The Volkswagen Beetle – icon of 20th Century automotive design, star of Disney movies and one of the best selling cars of all time. Virtually anyone you speak to has at some point in their life had a connection with the Beetle in some way, shape or form. The Beetle was generally accepted to be the brainchild of legendary car designer Ferdinand Porsche to provide Hitler with a car for the German man in the street, however as Dutch author Paul Schilperoord sets out in his biography it would appear that perhaps greater credit for the concept behind the little car should have been given to a Jewish engineer – Josef Ganz.

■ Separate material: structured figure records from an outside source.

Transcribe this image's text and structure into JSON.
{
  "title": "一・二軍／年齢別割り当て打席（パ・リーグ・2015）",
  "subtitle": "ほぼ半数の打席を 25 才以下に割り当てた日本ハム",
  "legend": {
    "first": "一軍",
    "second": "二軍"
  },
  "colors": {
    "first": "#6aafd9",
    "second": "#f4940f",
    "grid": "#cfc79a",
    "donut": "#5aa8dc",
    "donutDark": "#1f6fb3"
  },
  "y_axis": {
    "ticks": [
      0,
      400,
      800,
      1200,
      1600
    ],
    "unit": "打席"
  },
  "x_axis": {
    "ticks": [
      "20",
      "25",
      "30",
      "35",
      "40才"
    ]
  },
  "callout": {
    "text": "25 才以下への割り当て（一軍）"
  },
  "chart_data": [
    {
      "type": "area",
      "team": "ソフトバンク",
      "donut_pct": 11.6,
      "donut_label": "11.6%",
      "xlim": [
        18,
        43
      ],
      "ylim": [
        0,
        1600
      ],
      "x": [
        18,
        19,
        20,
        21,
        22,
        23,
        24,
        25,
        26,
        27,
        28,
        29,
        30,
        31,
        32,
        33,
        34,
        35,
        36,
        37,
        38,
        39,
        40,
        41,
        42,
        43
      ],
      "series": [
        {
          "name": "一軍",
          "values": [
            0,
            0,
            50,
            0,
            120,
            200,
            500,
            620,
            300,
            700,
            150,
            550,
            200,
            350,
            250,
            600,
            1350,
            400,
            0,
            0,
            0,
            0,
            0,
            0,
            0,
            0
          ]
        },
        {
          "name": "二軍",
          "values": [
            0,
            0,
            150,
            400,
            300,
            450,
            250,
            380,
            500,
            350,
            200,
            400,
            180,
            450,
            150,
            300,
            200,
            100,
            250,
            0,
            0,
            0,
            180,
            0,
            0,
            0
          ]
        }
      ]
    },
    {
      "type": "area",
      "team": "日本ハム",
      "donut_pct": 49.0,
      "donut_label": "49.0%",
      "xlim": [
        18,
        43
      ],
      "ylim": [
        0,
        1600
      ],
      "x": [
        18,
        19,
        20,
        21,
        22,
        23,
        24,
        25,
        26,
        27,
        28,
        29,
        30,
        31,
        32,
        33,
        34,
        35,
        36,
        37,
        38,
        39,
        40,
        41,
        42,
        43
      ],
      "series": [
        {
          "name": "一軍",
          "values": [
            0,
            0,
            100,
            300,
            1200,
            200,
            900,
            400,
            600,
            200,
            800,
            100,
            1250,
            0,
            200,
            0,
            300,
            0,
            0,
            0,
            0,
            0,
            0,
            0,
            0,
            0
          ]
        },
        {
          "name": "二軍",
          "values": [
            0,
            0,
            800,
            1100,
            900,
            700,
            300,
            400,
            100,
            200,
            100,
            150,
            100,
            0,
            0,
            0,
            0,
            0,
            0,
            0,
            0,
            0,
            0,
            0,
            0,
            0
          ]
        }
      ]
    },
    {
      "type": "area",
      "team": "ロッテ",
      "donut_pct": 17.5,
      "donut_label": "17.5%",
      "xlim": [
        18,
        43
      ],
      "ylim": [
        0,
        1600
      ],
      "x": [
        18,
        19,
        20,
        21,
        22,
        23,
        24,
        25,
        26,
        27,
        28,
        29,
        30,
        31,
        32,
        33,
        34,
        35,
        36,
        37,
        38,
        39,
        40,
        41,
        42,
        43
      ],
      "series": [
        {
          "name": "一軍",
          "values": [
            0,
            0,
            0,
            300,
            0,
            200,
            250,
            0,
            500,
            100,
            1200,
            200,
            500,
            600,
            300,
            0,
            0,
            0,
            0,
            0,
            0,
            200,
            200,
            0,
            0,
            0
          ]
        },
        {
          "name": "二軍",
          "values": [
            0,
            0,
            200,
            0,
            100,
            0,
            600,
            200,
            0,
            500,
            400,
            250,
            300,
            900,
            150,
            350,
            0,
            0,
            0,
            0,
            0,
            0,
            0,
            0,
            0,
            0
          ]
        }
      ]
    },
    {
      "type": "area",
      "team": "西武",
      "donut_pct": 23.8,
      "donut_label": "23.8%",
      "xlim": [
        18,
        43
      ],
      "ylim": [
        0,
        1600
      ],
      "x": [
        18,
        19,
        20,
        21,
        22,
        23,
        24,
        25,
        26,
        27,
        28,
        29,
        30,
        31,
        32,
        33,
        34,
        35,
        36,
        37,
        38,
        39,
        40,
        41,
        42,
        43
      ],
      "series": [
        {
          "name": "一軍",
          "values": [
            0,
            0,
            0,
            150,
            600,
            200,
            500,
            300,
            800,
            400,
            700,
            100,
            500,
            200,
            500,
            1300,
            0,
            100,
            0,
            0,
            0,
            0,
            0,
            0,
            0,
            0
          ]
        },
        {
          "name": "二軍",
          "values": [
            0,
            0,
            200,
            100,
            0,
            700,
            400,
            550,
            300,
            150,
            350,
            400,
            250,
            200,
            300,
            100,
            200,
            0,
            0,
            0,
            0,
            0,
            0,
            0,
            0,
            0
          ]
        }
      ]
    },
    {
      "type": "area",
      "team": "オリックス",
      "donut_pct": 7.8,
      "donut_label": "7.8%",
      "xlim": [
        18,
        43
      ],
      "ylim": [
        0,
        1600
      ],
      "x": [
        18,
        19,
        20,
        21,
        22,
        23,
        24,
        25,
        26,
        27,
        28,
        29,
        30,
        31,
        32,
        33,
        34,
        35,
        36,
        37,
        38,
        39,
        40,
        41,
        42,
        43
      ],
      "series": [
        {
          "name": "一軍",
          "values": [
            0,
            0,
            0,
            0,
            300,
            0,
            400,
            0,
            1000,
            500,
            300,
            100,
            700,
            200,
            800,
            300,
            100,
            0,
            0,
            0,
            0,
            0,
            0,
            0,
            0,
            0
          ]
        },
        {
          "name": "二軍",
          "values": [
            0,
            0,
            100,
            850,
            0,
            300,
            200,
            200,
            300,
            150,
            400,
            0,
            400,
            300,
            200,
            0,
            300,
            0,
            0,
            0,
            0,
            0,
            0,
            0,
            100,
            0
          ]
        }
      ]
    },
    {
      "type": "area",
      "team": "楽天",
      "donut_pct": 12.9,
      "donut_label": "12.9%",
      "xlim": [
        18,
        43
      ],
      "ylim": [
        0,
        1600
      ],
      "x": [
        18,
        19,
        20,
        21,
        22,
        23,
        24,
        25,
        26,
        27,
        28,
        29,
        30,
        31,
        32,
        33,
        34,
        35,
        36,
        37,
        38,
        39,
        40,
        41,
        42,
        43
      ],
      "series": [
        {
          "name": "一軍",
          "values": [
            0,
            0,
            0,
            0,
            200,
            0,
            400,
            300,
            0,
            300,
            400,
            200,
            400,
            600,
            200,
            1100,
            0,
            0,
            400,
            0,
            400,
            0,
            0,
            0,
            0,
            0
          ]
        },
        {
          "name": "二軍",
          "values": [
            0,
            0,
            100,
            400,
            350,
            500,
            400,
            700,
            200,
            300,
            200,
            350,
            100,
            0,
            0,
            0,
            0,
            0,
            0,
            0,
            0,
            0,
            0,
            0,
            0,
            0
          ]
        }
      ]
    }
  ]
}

Up until fairly recently, Ganz’s role in the birth of the Beetle has not been widely publicised. Indeed, Volkswagen themselves make no reference to the man in their corporate history, either in their pdf version or their historical timeline. The only suggestion in fact that there was another party involved with the Volkswagen concept is a nod to the 18-year old Hungarian technology student Béla Barény, who submitted a ”Fahrgestell-Entwurf für einen Volkswagen“ (chassis design for a Volkswagen) in 1925.
Born in Budapest, Ganz might be described as something of a visionary engineer – he registered his first patent at the tender age of nine. After he saw service in the German navy in the First World War, Ganz returned to his engineering studies and it was around this time that he became convinced that the German car industry should concentrate on building a car for the masses instead of the large, luxurious and expensive vehicles that prevailed. He would use his position as editor of the controversial motoring magazine “Motor-Kritik” to expound his beliefs that the car of the masses should be lightweight and streamlined, with a rear-mounted engine and independent suspension. Most importantly, it should be affordable for the average German – it should be a Volkswagen.
Another commonly held belief is that it was Hitler and his Nazi Party that originated the use of the word Volkswagen. In fact, the word was widely used in advertising and magazine articles well in advance of the Hitler coming to power, and it was only in 1934 when the RDA (Reichsverband der Deutschen Automobilindustrie) effectively forced all companies to stop using the term Volkswagen in their advertising. As late as 1933 the Standard “Superior” was advertised as as being “the fastest and cheapest German Volkswagen”.
Ganz’s ideas were not always popular with many of the manufacturers, but this did not prevent him from designing what he felt was the car of the future which he christened the Mai Käfer (May Bug) to demonstrate the benefits of the technical attributes that he advocated. As the late 1920s and early 1930s continued, Ganz found that his ideas were beginning to gain ground and he accepted posts as a technical advisor with some of those manufacturers who had initially shunned his ideas. But dark times were ahead, and the latter half of Shilperoord’s biography tells a desperately sad tale. Germany at that time of course was not a safe place to be, especially for the jewish editor of a magazine that had on more than one occasion fallen foul of the state. Having been arrested by the Gestapo, Ganz fled Germany, with his arch-enemy Paul Erhardt – a former co-worker turned SS officer – constantly in pursuit. He would never settle until he eventually emigrated to Australia, where he died in 1967.
Ganz’s story is a fascinating one, and one that deserves to be told. Schilperoord delivers it in a thoroughly readable manner – he manages to achieve a comfortable balance of the technical aspects of the narrative with the human element. Whilst of course Ganz did not personally design the Beetle itself (which of course shares the nickname “Bug” with Ganz’s own car), it is difficult to ignore Schilperoord’s argument that Volkswagen have not publicly given Ganz sufficient credit for his role in its birth. Perhaps the fact that Schilperoord’s book is on sale in Volkswagen’s Autostadt is a tacit admission of a rather uncomfortable fact?